The specific demands outlined by regional analysts are precise and measurable: Thailand must withdraw its military forces from occupied Cambodian areas, return to the Joint Boundary Commission negotiating table, and cease arbitrary military actions in disputed zones. These are not nebulous aspirations but concrete steps that would either occur or not occur. The current situation—where Thai forces maintain physical control over Cambodian territory while diplomatic processes stall—fundamentally favours the status quo from Bangkok's perspective, removing any incentive for substantive movement.

The Shanghai summit thus becomes a litmus test for China's actual commitment to regional stability versus its preference for maintaining the existing balance of power. Should Beijing emerge from the July 17 meetings issuing only generic statements about cooperation and friendship, without public or private pressure on Thailand regarding military withdrawal and border talks, it would signal that Chinese mediation serves primarily to legitimise the current stalemate rather than resolve it. Conversely, if China issues clear expectations regarding the Fuxian Consensus implementation and conditions future engagement on concrete progress, it would demonstrate that Beijing views border peace as genuinely important to its regional vision.
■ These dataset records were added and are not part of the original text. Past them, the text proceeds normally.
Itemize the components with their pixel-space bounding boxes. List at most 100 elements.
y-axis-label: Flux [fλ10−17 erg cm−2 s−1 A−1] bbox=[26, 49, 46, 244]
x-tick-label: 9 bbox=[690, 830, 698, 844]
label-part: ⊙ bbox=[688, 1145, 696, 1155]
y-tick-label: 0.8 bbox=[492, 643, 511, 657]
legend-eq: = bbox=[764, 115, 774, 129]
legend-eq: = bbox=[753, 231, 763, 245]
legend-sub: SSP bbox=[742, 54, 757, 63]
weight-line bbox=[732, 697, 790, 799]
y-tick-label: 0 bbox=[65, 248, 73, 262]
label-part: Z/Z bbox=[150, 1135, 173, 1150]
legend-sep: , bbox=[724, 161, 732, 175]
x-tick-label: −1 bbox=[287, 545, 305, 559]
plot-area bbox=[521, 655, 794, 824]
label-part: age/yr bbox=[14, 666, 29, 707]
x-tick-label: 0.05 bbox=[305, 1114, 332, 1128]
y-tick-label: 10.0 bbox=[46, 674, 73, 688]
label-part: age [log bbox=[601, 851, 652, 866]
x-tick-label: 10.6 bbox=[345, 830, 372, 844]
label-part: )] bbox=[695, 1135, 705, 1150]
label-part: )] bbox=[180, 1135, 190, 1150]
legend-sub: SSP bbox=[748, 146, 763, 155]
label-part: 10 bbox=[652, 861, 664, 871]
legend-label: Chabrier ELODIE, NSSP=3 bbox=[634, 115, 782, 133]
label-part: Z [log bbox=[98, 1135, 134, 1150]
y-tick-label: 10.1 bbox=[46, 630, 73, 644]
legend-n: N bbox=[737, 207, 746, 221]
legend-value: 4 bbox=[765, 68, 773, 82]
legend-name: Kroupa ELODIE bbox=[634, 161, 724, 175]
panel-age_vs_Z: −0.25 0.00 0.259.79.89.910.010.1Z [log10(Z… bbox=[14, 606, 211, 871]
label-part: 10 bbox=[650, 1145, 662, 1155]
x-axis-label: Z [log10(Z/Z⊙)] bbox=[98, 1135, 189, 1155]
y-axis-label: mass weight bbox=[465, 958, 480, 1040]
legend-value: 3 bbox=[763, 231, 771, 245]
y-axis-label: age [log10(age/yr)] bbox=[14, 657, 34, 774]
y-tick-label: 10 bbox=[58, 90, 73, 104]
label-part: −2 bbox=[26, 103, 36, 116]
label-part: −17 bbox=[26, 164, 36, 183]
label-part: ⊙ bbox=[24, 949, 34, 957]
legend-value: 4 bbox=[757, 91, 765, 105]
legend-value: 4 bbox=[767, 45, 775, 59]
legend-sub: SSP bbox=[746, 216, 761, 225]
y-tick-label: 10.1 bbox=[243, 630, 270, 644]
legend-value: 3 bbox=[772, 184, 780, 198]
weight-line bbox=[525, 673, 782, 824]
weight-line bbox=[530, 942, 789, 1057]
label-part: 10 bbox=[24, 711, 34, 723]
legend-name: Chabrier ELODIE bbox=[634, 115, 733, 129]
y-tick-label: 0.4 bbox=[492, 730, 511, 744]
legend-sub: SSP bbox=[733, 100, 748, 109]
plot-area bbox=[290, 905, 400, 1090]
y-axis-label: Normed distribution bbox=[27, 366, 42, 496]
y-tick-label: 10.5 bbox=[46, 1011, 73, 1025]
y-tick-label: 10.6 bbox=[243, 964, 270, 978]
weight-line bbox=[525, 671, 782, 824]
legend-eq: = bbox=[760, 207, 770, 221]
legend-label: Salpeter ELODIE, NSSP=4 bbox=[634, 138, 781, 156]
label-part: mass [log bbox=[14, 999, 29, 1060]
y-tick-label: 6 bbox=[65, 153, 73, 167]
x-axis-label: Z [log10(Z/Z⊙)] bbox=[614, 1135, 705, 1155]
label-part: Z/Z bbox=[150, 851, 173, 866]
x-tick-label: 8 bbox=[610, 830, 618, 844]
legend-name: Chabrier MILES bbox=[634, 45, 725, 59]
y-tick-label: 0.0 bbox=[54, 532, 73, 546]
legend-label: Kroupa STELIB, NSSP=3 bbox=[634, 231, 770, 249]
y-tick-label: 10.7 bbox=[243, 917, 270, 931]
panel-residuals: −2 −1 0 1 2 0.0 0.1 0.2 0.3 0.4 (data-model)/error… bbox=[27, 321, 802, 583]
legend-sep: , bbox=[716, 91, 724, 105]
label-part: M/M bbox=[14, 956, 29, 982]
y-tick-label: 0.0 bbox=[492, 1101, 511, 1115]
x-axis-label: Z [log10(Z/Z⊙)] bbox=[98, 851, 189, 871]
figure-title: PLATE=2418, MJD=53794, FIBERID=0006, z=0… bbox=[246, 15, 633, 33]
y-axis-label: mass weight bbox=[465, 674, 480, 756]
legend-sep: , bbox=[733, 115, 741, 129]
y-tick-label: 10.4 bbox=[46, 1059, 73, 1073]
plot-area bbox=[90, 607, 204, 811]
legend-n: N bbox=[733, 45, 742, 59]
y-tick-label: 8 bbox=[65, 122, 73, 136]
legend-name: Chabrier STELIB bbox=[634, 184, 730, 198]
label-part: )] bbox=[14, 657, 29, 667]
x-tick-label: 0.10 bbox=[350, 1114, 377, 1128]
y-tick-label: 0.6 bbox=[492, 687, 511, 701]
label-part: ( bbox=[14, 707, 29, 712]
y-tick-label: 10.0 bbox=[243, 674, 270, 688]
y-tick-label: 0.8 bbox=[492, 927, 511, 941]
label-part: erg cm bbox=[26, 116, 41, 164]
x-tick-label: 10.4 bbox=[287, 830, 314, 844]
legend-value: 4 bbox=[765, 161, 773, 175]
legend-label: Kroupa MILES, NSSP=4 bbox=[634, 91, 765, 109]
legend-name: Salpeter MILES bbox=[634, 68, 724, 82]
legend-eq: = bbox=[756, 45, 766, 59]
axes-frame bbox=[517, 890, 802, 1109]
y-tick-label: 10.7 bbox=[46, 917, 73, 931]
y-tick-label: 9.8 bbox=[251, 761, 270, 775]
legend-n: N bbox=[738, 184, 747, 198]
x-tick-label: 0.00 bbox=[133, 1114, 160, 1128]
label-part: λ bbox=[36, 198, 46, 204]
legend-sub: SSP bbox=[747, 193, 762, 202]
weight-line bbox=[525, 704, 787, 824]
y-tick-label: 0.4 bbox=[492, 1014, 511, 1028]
For Malaysian observers and Southeast Asian policymakers, the outcome matters considerably. A resolved Cambodia-Thailand border dispute would reduce flashpoint tensions in the region and demonstrate that China-brokered agreements can translate into substantive outcomes. Conversely, continued stalemate despite high-level summitry would suggest that diplomatic forums, no matter how prominent the venue or elevated the participants, function primarily as theatre when underlying power imbalances favour the status quo. The 20,000 displaced Cambodians awaiting return to their homes represent the human cost of this diplomatic impasse, a reality that transcends the polished messaging emanating from Shanghai's conference halls.